Oroville teen fights school’s LGBT-content filter
Melina Zancanella started a Gay-Straight Alliance chapter at Oroville High
Melina Zancanella, a 16-year-old junior at Oroville High School, started a local chapter of the Gay-Straight Alliance after reading about the abnormally high rates of suicide among gay and lesbian teens.
“I found that incredibly depressing,” she said. “And I didn’t want anyone to kill themselves here. I wanted to create a safe place for everybody.”
However, during her research into forming a GSA group she found the organization’s website had been blocked on her public school’s computers.
“I found that very frustrating. I felt it was unfair because some anti-gay websites were not being blocked,” said Zancanella, who ended up turning to the American Civil Liberties Union for help after getting no response to a complaint letter she sent on March 25 to the Butte County Office of Education.
To her surprise, she learned that public schools all over the country had been caught blocking LGBT Internet content—including Goose Creek Consolidated Independent School District in Texas, Little Rock School District in Arkansas, Northfield School District in Minnesota, and Downingtown School District in Pennsylvania.
“A lot of people are being denied the equal access they need, especially in schools, where you’d assume that that’s the best place to get [information] from,” Zancanella said.
Zancanella called the ACLU after her mother came across the organization’s “Don’t Filter Me” initiative on the Internet. The initiative encourages students who think their school might be filtering LGBT websites to contact the organization.
Joshua Block, a staff attorney with the ACLU’s national LGBT Rights Campaign, said he’s received complaints concerning 76 schools nationwide. He said most schools have been quick to remove the block after being contacted. And in many cases, he said, he thinks the filters may have been activated by mistake.
“What’s been great about the response that we’ve got is that it turns out that almost all the schools we’ve dealt with have no desire to discriminate against LGBT content,” he said. “They didn’t realize these filters were designed to filter content that is not pornographic. Once they find out, they realize not only does it not serve the student rights, but it also does serve their own educational interests.”
In response to the ACLU letter sent on May 18, the Oroville Union High School District (OUHSD) swiftly removed the block restricting access to websites for groups that include the Gay-Straight Alliance Network, Campus Pride, Day of Silence and the National Gay and Lesbian Task Force.
Public schools like Oroville High sometimes restrict LGBT websites using web-filtering software designed to block pornographic material. The software organizes websites into categories, but it’s up to the discretion of school officials whether to filter a particular category of website.
Zancanella had not contacted OUHSD prior to the district’s receiving the letter from the ACLU. Oran Roberts, the district’s superintendent, declined to comment on questions about why the filter was originally activated.
Currently, Oroville Union is the only school district in California to have received a formal demand letter from the ACLU to unblock LGBT content. However, the ACLU is looking into complaints at five other schools in the state.
Zancanella, who identifies as bisexual, is currently the president of the GSA chapter at Oroville High.

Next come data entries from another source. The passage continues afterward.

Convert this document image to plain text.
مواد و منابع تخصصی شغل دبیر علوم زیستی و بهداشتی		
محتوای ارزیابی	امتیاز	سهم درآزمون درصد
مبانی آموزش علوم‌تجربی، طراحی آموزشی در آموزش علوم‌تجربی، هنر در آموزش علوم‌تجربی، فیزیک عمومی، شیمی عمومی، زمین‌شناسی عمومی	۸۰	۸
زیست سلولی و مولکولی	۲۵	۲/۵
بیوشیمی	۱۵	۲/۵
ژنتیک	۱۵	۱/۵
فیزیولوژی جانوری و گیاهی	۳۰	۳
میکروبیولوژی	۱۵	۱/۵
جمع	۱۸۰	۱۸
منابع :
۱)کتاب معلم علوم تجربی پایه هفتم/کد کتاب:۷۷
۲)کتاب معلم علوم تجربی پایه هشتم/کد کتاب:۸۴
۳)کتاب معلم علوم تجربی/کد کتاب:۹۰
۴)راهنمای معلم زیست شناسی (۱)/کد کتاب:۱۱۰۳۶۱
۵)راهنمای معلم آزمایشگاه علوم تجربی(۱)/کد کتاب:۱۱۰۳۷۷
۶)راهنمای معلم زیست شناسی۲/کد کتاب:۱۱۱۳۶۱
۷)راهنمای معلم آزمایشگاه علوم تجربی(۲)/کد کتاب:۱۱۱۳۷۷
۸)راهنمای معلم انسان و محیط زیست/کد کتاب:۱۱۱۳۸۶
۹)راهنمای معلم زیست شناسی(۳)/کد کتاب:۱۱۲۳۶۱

She said 15 to 20 members show up to meetings on a regular basis. She had first proposed the GSA chapter last September, but high school officials did not approve it until January.
In April, the California Teachers Association presented her with its annual Youth Activist Award for her persistence in establishing the GSA chapter.

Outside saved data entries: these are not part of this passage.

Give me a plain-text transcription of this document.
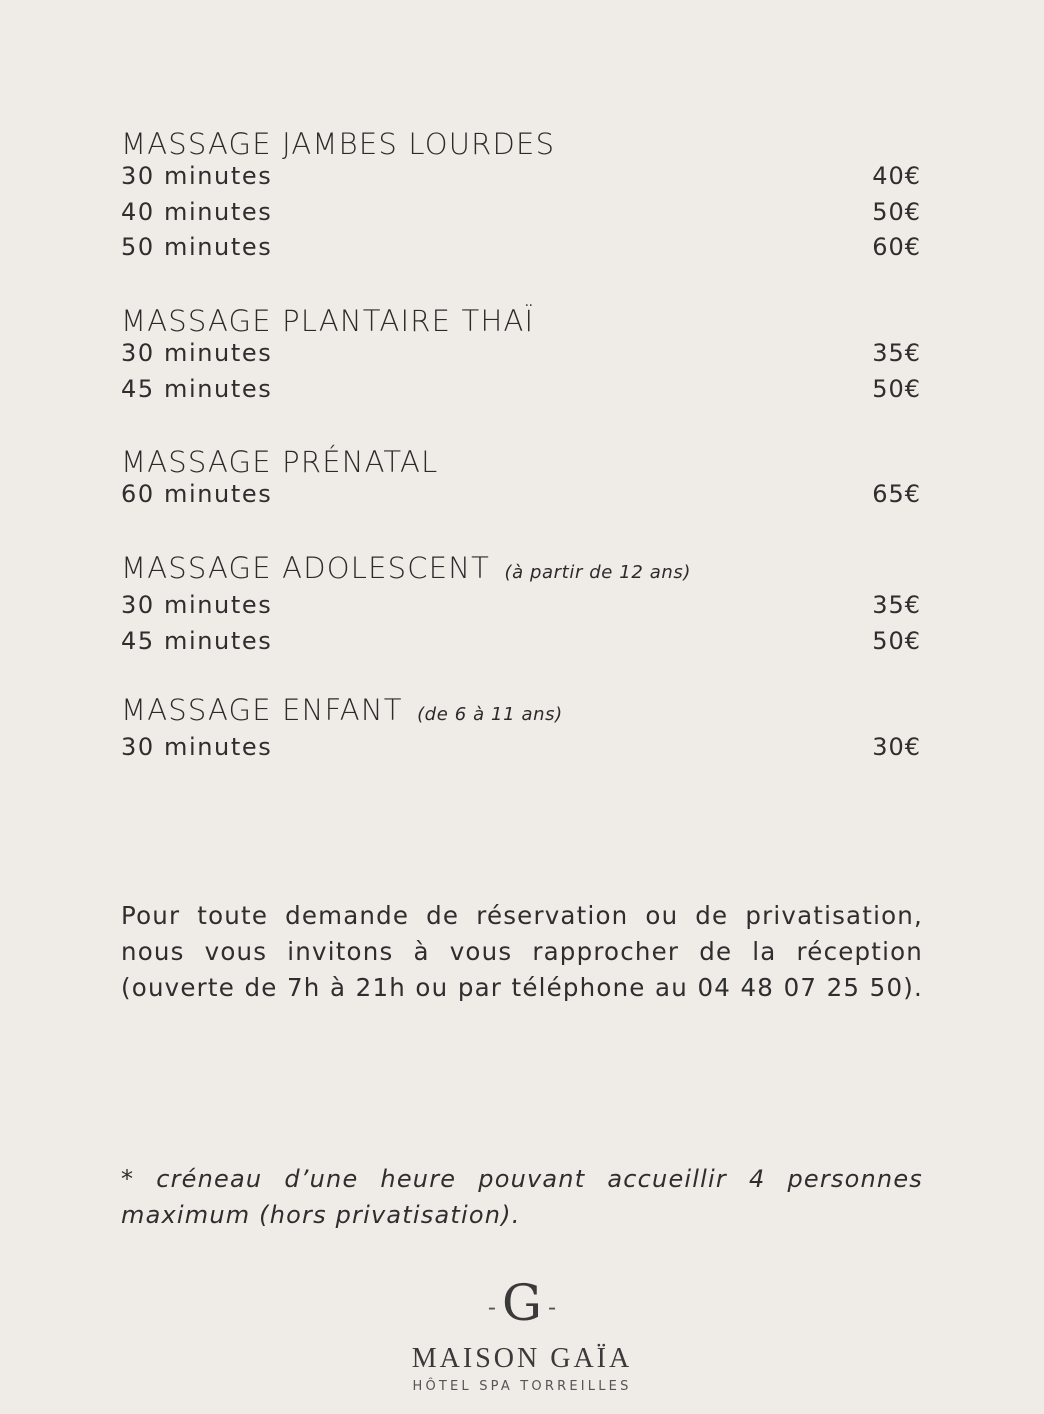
MASSAGE JAMBES LOURDES
30 minutes	40€
40 minutes	50€
50 minutes	60€
MASSAGE PLANTAIRE THAÏ
30 minutes	35€
45 minutes	50€
MASSAGE PRÉNATAL
60 minutes	65€
MASSAGE ADOLESCENT (à partir de 12 ans)
30 minutes	35€
45 minutes	50€
MASSAGE ENFANT (de 6 à 11 ans)
30 minutes	30€
Pour toute demande de réservation ou de privatisation,
nous vous invitons à vous rapprocher de la réception
(ouverte de 7h à 21h ou par téléphone au 04 48 07 25 50).
* créneau d’une heure pouvant accueillir 4 personnes
maximum (hors privatisation).
- G -
MAISON GAÏA
HÔTEL SPA TORREILLES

According to a recent study in the medical journal Pediatrics, homosexual teens are five times more likely to commit suicide than their heterosexual peers; however, gay, lesbian and bisexual students who attend schools with anti-discrimination policies and specifically with chapters of the Gay-Straight Alliance are less likely to take their own lives.
Zancanella noted that growing up in Oroville is a challenge for gay teens.
“It’s a small town and naturally the older population might not feel so comfortable toward it,” she said. “But the younger generation is sort of seeing that there’s more [than] this small town, and there’s a lot beyond just what you’re used to. I think definitely the younger generation is more comfortable with equal treatment of LGBT youth.”